ドイツのJSCはIBMとCrayから二台のスパコンを納入したらしい

IBMのJURON、CrayのJULIA

ドイツのJSC(Jülich Supercomputing Centre:ユーリッヒスーパーコンピューティングセンター)はIBMからJURON、CrayからJULIAを納入したことを明かしました。

この2つのスーパーコンピューターはどちらも、EUが出資するHBP(Human Brain Project)の一環として、ニューロサイエンス(神経科学)関係のアプリケーションを動かすために使用されるようです。どちらもHPC界をリードしている企業のシステムで、この2システム間でNESTという神経科学のモデル化手法についての効率を競わせ、更に大規模なシステムを導入する際の試金石にするようです。所謂テストベッドですね。

実際現在納入されたのはどちらもたった2ラックのシステムで、将来構築予定のスーパーコンピューターは50PFLOPSのシステムとなるようで、2017年中には構築するようです。

IBMのJURONはPower8+Tesla P100のNVlinkをフル活用したGPGPUシステムです。このタイプのシステムはIBMではS822LC for HPCとしてリリースされていて、恐らく同一のものだと思われます。このシステムの効率は計り知れないものがあるので、どのような結果となるかが楽しみです。NVRAMというノードレベルのストレージを備えていて、100GbpsのInfiniBand EDRというノード間通信ポートを備えて居ます、ノード間の通信もそれなりに高速になることが予想されます。

一方CrayのJULIAは第二世代Intel Xeon Phi(Knights Landing)を使用したシステムです。Phiにはx86を使っているからプログラムが組みやすいと言う評があります。

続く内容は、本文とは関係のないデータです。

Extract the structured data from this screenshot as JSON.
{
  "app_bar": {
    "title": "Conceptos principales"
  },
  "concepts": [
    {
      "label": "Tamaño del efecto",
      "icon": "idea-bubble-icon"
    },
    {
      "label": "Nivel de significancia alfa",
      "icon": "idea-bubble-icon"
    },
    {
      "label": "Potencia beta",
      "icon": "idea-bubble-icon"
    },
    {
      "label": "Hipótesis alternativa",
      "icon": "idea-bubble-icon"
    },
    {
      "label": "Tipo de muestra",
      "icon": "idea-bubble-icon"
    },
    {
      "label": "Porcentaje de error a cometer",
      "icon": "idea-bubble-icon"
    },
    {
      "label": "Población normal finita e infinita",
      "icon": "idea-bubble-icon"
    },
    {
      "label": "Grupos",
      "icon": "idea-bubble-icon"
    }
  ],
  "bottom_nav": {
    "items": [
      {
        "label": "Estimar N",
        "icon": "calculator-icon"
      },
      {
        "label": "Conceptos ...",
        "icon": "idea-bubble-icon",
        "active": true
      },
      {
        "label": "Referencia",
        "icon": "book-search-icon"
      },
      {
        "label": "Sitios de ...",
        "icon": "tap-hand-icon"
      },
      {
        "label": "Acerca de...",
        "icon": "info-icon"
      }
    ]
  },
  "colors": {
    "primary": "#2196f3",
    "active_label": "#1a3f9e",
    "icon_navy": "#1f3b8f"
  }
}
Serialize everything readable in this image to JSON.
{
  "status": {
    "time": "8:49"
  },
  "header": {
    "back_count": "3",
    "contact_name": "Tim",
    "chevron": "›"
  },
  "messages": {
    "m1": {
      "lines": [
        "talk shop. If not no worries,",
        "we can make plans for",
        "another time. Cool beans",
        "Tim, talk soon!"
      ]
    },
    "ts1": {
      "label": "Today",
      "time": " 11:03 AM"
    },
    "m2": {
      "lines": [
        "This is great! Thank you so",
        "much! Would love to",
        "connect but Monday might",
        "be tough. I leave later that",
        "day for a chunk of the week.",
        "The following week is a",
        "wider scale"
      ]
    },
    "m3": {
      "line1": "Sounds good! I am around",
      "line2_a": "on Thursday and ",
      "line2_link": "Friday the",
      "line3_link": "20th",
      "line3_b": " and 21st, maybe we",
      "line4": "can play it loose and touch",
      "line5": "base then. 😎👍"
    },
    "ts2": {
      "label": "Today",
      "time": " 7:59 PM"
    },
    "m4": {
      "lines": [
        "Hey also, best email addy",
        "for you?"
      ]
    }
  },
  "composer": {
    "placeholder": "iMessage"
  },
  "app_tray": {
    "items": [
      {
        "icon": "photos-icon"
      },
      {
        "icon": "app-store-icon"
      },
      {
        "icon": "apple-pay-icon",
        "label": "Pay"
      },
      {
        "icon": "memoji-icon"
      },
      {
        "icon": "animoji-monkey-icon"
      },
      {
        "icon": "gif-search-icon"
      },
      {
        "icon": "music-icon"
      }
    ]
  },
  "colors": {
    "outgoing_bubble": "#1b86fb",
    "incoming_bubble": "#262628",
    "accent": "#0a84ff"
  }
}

この点が大きなカギになってくるでしょう。またIntelは次期XeonにPhiと同じSIMD命令を搭載し、ソフトウエアの再利用性を向上させようとする動きも見せています。Phiは将来有望なアクセラレータの一つですのでこちらに選ばれる可能性も十分あります。インターコネクトはPhiに内蔵されているIntel Omni-band 100Gbpsが使用されるようです。

IBM VS CrayというよりはIBM + nVidia VS Intelの勝負ですね。次世代のアクセラレータがGPUか、はたまたPhiかという勝負がヨーロッパで繰り広げられているとも読めます。胸がアツくなりますね。